Silver annoyed a lot of his Hollywood colleagues by speaking at the 2004 Republican convention and supporting the re-election of George W. Bush. He supported Giuliani in the 2008 primaries, although his brother said that on Election Day he wound up voting for Barack Obama. Along with Senator Joe Lieberman, he seems to be the last vestige of what was once a prominent political demographic, as exemplified by now deceased senators like New York’s Daniel Patrick Moynihan and Washington’s Henry “Scoop” Jackson: the domestic liberal who is also a strong hawk of foreign policy. If he lost a lot of work because of his politics, he took it in stride and did not complain about it, insisting that there was no organized blacklist.

Mary Shelley and Patty Hearst (1963-2009)

Many of us got our first look at Natasha Richardson in Ken Russell’s very strange 1986 film Gothic. She played Mary Wollstonecraft Shelley, the author of the classic horror novel Frankenstein: or, The Modern Prometheus. Russell’s movie gave the story of the famous night that spawned the idea for the book—when she, her husband Percy Bysshe Shelley (Julian Sands) and Lord Byron (Gabriel Byrne) scared each other with ghost stories—a contemporary twist, depicting it as a long drug-fueled night of hallucination and debauchery. Richardson was mesmerizing in that film. Lithe and blonde and (in my memory anyway) spending the movie running around in a flimsy nightdress, she was a young man’s dream. As some say in rural Ireland, I had the bad thoughts.

She was acting royalty. She was the granddaughter of Sir Michael Redgrave and Rachel Kempson and the daughter of Vanessa Redgrave and Oscar-winning director Tony Richardson (Tom Jones). As a child, she appeared in The Charge of the Light Bridge, directed by her father, and in the Italian film High Crime, which starred her stepfather Franco Nero. She was married to producer Robert Fox (brother of actors James and Edward), but in 1994 she married Liam Neeson, with whom she worked on Broadway in Anna Christie and in Michael Apted’s Nell, which starred Jodie Foster as a woman living in isolation who spoke a language all her own.

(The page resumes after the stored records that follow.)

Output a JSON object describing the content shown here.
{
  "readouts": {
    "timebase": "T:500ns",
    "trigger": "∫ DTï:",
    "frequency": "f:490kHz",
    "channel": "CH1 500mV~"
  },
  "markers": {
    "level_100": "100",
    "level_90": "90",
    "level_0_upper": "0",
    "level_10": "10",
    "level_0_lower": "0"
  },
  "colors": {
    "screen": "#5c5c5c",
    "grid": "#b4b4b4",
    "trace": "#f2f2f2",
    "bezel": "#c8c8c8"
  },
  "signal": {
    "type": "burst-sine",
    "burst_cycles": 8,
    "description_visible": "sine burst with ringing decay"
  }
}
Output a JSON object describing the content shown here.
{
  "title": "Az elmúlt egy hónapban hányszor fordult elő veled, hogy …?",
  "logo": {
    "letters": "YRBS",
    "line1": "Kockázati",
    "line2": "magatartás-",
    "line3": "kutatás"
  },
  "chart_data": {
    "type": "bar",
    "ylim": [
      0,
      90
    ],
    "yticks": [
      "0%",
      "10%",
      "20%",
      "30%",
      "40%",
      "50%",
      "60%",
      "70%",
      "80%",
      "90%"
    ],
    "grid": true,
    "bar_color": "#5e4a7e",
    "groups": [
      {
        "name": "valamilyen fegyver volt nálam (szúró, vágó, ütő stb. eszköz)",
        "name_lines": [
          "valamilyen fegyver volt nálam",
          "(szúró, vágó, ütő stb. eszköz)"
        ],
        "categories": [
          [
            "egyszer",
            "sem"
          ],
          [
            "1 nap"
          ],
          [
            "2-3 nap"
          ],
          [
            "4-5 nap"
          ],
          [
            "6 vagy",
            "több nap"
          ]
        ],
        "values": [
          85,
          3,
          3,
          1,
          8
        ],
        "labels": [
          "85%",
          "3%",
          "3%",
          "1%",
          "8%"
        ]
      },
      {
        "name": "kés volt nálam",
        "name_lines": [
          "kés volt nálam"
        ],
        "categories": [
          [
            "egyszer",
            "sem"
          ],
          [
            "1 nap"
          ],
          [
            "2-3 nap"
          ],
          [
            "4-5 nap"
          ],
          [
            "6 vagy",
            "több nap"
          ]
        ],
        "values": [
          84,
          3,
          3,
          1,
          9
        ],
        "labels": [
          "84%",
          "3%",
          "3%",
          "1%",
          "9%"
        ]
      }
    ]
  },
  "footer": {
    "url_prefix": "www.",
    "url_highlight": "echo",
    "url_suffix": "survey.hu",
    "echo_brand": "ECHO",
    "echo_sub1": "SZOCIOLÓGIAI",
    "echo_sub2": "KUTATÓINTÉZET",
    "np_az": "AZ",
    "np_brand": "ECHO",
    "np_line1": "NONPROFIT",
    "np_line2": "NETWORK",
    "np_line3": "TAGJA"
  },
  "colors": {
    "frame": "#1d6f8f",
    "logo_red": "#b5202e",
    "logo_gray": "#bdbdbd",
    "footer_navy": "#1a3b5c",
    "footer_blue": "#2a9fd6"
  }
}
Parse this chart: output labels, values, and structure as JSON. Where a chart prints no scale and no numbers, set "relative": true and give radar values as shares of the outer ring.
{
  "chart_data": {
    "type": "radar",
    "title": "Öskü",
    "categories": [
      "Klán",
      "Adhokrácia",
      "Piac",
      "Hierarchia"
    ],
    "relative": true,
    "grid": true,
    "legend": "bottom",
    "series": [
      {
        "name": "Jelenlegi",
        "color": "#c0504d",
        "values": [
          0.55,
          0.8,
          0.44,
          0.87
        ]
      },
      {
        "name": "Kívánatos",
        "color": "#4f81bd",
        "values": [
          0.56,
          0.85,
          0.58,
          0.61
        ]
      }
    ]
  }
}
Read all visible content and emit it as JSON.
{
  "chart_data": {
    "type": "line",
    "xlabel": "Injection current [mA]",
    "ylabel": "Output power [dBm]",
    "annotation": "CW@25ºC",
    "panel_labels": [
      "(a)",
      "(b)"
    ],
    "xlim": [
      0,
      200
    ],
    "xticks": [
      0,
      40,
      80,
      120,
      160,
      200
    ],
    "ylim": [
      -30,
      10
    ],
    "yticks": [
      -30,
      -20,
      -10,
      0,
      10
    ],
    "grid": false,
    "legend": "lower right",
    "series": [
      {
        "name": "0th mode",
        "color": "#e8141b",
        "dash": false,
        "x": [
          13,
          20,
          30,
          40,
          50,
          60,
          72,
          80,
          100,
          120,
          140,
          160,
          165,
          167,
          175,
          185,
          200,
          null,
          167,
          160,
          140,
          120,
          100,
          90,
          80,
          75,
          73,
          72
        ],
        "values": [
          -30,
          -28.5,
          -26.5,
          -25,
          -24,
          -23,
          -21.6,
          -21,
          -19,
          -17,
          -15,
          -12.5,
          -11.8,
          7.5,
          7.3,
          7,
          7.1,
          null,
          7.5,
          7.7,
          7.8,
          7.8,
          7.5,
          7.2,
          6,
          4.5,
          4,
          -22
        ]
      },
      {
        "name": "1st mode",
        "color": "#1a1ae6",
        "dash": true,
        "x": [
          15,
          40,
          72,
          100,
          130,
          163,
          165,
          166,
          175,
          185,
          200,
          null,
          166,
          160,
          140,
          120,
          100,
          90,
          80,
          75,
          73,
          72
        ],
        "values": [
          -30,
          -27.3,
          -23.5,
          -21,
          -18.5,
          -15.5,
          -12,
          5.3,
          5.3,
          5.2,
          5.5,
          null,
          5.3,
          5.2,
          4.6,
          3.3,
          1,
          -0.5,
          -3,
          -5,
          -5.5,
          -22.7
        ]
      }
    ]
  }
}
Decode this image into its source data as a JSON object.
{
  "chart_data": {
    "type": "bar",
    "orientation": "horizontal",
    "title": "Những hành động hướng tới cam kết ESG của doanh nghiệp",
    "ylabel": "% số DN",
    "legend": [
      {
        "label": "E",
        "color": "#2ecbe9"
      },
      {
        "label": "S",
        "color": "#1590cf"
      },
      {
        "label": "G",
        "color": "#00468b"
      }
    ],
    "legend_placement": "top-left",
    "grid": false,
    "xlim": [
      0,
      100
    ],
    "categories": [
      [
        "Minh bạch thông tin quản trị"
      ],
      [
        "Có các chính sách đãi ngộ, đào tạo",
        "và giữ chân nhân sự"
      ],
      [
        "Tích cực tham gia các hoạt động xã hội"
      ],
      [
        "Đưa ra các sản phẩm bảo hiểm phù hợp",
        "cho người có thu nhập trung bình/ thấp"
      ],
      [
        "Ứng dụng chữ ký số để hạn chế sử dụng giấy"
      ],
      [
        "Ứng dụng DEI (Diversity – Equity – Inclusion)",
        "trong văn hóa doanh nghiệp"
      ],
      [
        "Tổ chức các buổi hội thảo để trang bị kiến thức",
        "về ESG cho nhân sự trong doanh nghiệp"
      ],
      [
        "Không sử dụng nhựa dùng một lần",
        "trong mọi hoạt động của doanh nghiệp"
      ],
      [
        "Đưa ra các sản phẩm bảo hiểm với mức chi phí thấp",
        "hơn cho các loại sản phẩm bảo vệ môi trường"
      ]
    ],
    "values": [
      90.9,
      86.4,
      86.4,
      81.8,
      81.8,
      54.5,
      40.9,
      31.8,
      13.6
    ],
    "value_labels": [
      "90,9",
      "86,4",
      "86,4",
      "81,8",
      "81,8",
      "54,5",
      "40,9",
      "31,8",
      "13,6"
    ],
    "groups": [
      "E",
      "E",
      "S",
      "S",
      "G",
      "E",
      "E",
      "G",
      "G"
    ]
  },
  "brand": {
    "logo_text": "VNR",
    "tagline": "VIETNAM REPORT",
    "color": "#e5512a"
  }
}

Other notable roles over her all-too-brief quarter-century career: the title role in Paul Schrader’s Patty Hearst, Fat Man and Little Boy with Paul Newman, Volker Schlöndorff’s The Handmaid’s Tale, Schrader’s The Comfort of Strangers, and Widow’s Peak with Mia Farrow and Joan Plowright. She also took the Maureen O’Hara role in the 1998 remake of The Parent Trap in which she played the mother of twins played by Lindsay Lohan. And she played Josh Hartnett’s mother in Paddy Breathnach’s Blow Dry and appeared in Maid in Manhattan with Jennifer Lopez and in James Ivory’s The White Countess, along with her mother and her aunt Lynn Redgrave.

In 1998 she received a Tony award for playing Sally Bowles in a revival of Cabaret. Her last film appearance was as the headmistress of an English boarding school, which becomes home to a spoiled California teen played by Emma Roberts, in Wild Child.

Our hearts go out to her friends and family, especially her two sons.